In dem verträumten Ort, wo Haus und Hof märchenhaft lieblich anmuten und die Einwohner selbst Fremde mit "Bonjour" begrüßen (es könnte ja wieder ein Dichter unter ihnen sein), gibt es auch eine Goethestraße und eine Friederikestraße, ein Goethemuseum (das leider zu hatte) und ein "Goethe-Memorial". Das ist ein zweiräumiges Fachwerkhäuschen vis-à-vis der Goethescheune.
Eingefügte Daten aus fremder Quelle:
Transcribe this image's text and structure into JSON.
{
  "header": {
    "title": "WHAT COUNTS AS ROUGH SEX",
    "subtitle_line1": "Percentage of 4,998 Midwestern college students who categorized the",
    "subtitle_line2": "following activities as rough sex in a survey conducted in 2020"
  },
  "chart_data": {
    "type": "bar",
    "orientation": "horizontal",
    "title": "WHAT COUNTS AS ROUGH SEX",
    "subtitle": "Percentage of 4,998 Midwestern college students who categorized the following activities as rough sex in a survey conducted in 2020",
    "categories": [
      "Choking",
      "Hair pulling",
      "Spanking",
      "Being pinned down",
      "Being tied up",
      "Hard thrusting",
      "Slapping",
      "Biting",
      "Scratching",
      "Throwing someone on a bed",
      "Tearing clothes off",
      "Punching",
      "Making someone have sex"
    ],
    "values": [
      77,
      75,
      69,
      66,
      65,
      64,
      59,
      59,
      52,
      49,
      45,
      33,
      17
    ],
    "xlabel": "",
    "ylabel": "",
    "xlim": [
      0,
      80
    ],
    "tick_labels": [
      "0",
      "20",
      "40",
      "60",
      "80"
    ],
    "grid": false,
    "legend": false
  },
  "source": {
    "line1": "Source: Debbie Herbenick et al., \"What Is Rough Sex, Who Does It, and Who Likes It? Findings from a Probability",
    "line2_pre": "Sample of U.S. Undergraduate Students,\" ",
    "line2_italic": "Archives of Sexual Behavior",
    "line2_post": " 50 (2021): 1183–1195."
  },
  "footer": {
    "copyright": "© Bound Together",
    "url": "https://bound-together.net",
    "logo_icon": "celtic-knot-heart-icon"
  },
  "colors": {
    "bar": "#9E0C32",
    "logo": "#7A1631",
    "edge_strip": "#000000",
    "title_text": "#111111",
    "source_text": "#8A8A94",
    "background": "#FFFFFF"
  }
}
Der eine Raum belehrt über die frühe Goethe-Zeit mit gerahmten Texten und Bildern, der andere dient zur Andacht. Die riesige Büste des pensionierten Geheimrats hinter einer Absperrung befremdet. Steif und unnahbar blickt er an einem vorbei, wirkt so, wie man ihn seit der Schulzeit zu kennen glaubt.
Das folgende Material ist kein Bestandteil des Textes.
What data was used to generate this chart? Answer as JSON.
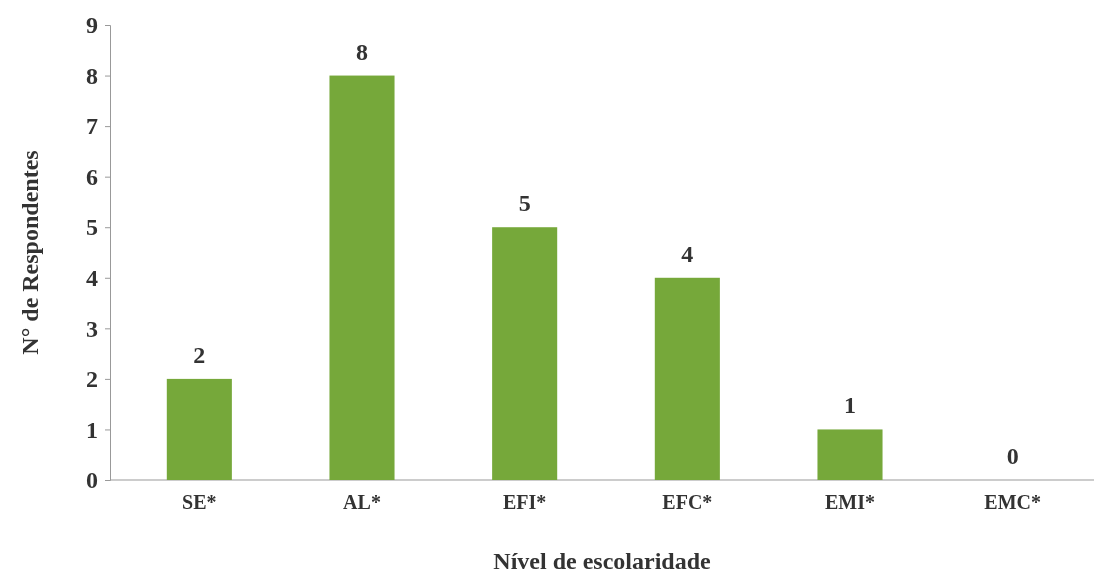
{
  "chart_data": {
    "type": "bar",
    "xlabel": "Nível de escolaridade",
    "ylabel": "N° de Respondentes",
    "categories": [
      "SE*",
      "AL*",
      "EFI*",
      "EFC*",
      "EMI*",
      "EMC*"
    ],
    "values": [
      2,
      8,
      5,
      4,
      1,
      0
    ],
    "color": "#76a83a",
    "ylim": [
      0,
      9
    ],
    "yticks": [
      0,
      1,
      2,
      3,
      4,
      5,
      6,
      7,
      8,
      9
    ],
    "grid": false,
    "data_labels": true
  }
}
Einige Jahre nach seinem Sessenheimer Abschied kam Goethe übrigens noch einmal vorbei. Wohl des schlechten Gewissens wegen. Aber niemand, selbst Friederike nicht, war ihm böse oder fühlte sich hintergangen. So war das in Sessenheim.
Dann nach Straßburg. Zum Münster. Der erste Eindruck: überwältigend! Ich ging einmal herum, dann hinein. Die Illumination durch die Rose, der etwas byzantinisch anmutende Chorraum, die Silbermann-Orgel, welche wie ein Präludium zu schweben scheint, die riesige astronomische Uhr ... Der erste Eindruck bleibt.
Als ich ich die 330 Stufen zur Aussichtsplattform besteigen wollte, kam ich allerdings 15 Minuten zu spät. Schade. Goethe ging bei seiner Straßburger Ankunft sofort hoch. Wollte nach einer Krankheit Höhenangst und Lärmempfindlichkeit überwinden, setzte sich fast unter die Glocke und war - für den Augenblick sicher taub - von der Übersensibilität am Ende jedoch geheilt. Vielleicht auch deshalb der unsensible Abschied von Friederike, man weiß es nicht.
Straßburg selbst wirkt im Vergleich zu Colmar weltstädtischer, jünger, betriebsamer. Die Fachwerkhäuser rund um das Münster sind zwar bezaubernd altehrwürdig wie das Maison Kammerzell, bezaubernder aber sind die jungen Verkäuferinnen, die in ihnen arbeiten. In Bezug auf Charme und Lebensart ist die Stadt reinweg französisch. Zumindest wirkte sie auf mich flüchtigen Besucher so.